Schrijfwedstrijd Headaches: Opdracht 4
Ik kijk schichtig om me heen, open snel mijn kluisje en mik de juiste boeken in mijn tas. Ik wil me snel uit de voeten maken, maar het is al te laat. Daar komt ze, net als elke ochtend. Lianne, het populairste meisje van de school, komt altijd precies op hetzelfde tijdstip aan. Samen met haar trouwe groepje vriendinnen, die haar overal achtervolgen, loopt ze naar haar kluisje toe. Iedereen gaat aan de kant om plaats te maken voor haar. Ze kijkt glimlachend om zich heen, genietend van het feit dat iedereen zo bang is voor haar. En niemand durft wat aan haar gedrag te doen. Zelf noemt ze het altijd ‘rechtvaardig’ en ‘respectvol’, zoals zij wordt behandeld. Ik noem het ‘slijmerig’ en ‘oneerlijk’.

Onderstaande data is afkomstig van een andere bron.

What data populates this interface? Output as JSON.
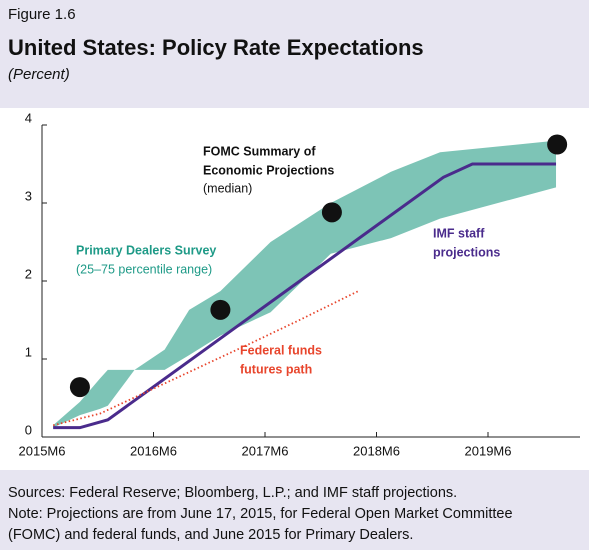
{
  "chart_data": {
    "type": "line",
    "figure": "Figure 1.6",
    "title": "United States: Policy Rate Expectations",
    "subtitle": "(Percent)",
    "xlim": [
      2015.5,
      2020.325
    ],
    "xticks": [
      {
        "value": 2015.5,
        "label": "2015M6"
      },
      {
        "value": 2016.5,
        "label": "2016M6"
      },
      {
        "value": 2017.5,
        "label": "2017M6"
      },
      {
        "value": 2018.5,
        "label": "2018M6"
      },
      {
        "value": 2019.5,
        "label": "2019M6"
      }
    ],
    "ylim": [
      0,
      4
    ],
    "yticks": [
      0,
      1,
      2,
      3,
      4
    ],
    "band": {
      "color": "#7dc4b6",
      "x": [
        2015.6,
        2015.84,
        2016.02,
        2016.09,
        2016.33,
        2016.6,
        2016.82,
        2017.1,
        2017.55,
        2018.09,
        2018.63,
        2019.07,
        2020.11
      ],
      "lower": [
        0.12,
        0.28,
        0.36,
        0.4,
        0.86,
        0.86,
        1.05,
        1.3,
        1.6,
        2.35,
        2.55,
        2.8,
        3.2
      ],
      "upper": [
        0.15,
        0.45,
        0.75,
        0.86,
        0.86,
        1.12,
        1.63,
        1.87,
        2.5,
        3.0,
        3.4,
        3.65,
        3.8
      ]
    },
    "series": [
      {
        "color": "#4a2b8c",
        "x": [
          2015.6,
          2015.84,
          2016.09,
          2019.1,
          2019.36,
          2020.11
        ],
        "values": [
          0.12,
          0.12,
          0.22,
          3.33,
          3.5,
          3.5
        ]
      },
      {
        "color": "#e8452c",
        "dotted": true,
        "x": [
          2015.6,
          2016.02,
          2016.47,
          2016.92,
          2017.37,
          2017.81,
          2018.35
        ],
        "values": [
          0.15,
          0.3,
          0.6,
          0.9,
          1.2,
          1.5,
          1.88
        ]
      }
    ],
    "points": {
      "color": "#111",
      "x": [
        2015.84,
        2017.1,
        2018.1,
        2020.12
      ],
      "values": [
        0.64,
        1.63,
        2.88,
        3.75
      ]
    },
    "annotations": [
      "FOMC Summary of",
      "Economic Projections",
      "(median)",
      "Primary Dealers Survey",
      "(25–75 percentile range)",
      "IMF staff",
      "projections",
      "Federal funds",
      "futures path"
    ],
    "notes": [
      "Sources: Federal Reserve; Bloomberg, L.P.; and IMF staff projections.",
      "Note: Projections are from June 17, 2015, for Federal Open Market Committee",
      "(FOMC) and federal funds, and June 2015 for Primary Dealers."
    ]
  }
}
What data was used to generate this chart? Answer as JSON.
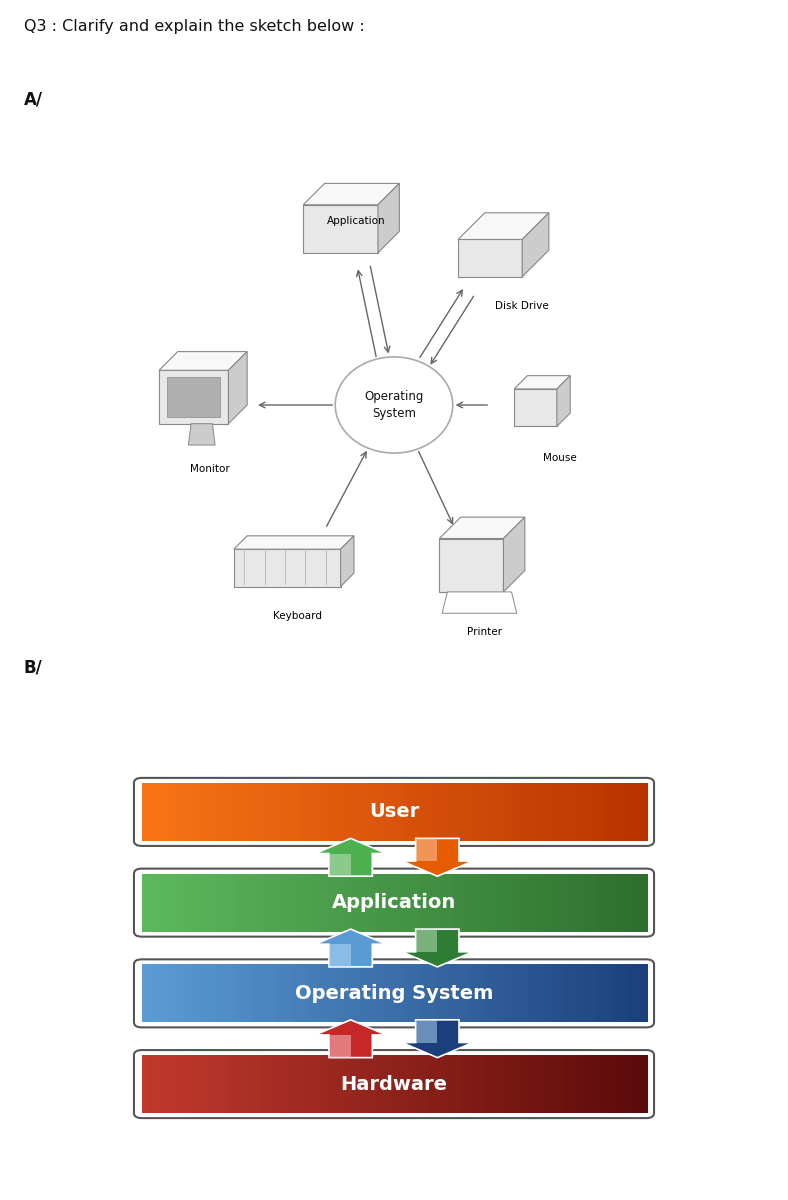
{
  "title": "Q3 : Clarify and explain the sketch below :",
  "section_a": "A/",
  "section_b": "B/",
  "bg_color": "#ffffff",
  "os_label": "Operating\nSystem",
  "layer_boxes": [
    {
      "label": "User",
      "c_light": "#f97316",
      "c_dark": "#b83200"
    },
    {
      "label": "Application",
      "c_light": "#5cb85c",
      "c_dark": "#2d6e2d"
    },
    {
      "label": "Operating System",
      "c_light": "#5b9bd5",
      "c_dark": "#1a3f7a"
    },
    {
      "label": "Hardware",
      "c_light": "#c0392b",
      "c_dark": "#5a0a0a"
    }
  ],
  "arrow_pairs": [
    {
      "up_light": "#c8e6c9",
      "up_dark": "#4caf50",
      "dn_light": "#ffccaa",
      "dn_dark": "#e65c00"
    },
    {
      "up_light": "#bbdefb",
      "up_dark": "#5b9bd5",
      "dn_light": "#c8e6c9",
      "dn_dark": "#2e7d32"
    },
    {
      "up_light": "#ffcdd2",
      "up_dark": "#c62828",
      "dn_light": "#bbdefb",
      "dn_dark": "#1a3f7a"
    }
  ]
}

Jullie vragen je ongetwijfeld af waarom ik jullie dit allemaal vertel. Nou, op een of andere manier heb ik het voor elkaar gekregen dat Lianne mij niet mag. En de conciërges hebben mij aan het begin van dit jaar doodleuk een kluisje gegeven in dezelfde rij als de hare. Om precies te zijn, het kluisje boven haar.
Zodra ik dat hoorde, wist ik meteen dat het fout was. Lianne kan er niet tegen als iemand beter is dan zij, of als je boven haar wordt geplaatst. En wat ze helemaal niet leuk vind, is dat het kleine irritante meisje een kluisje boven haar heeft. Maar, dat is nog niet alles. Een van haar vriendinnen, of hondjes, zoals ik ze altijd noem, heeft het verhaal verzonnen dat ik expres om het kluisje boven haar heb gevraagd.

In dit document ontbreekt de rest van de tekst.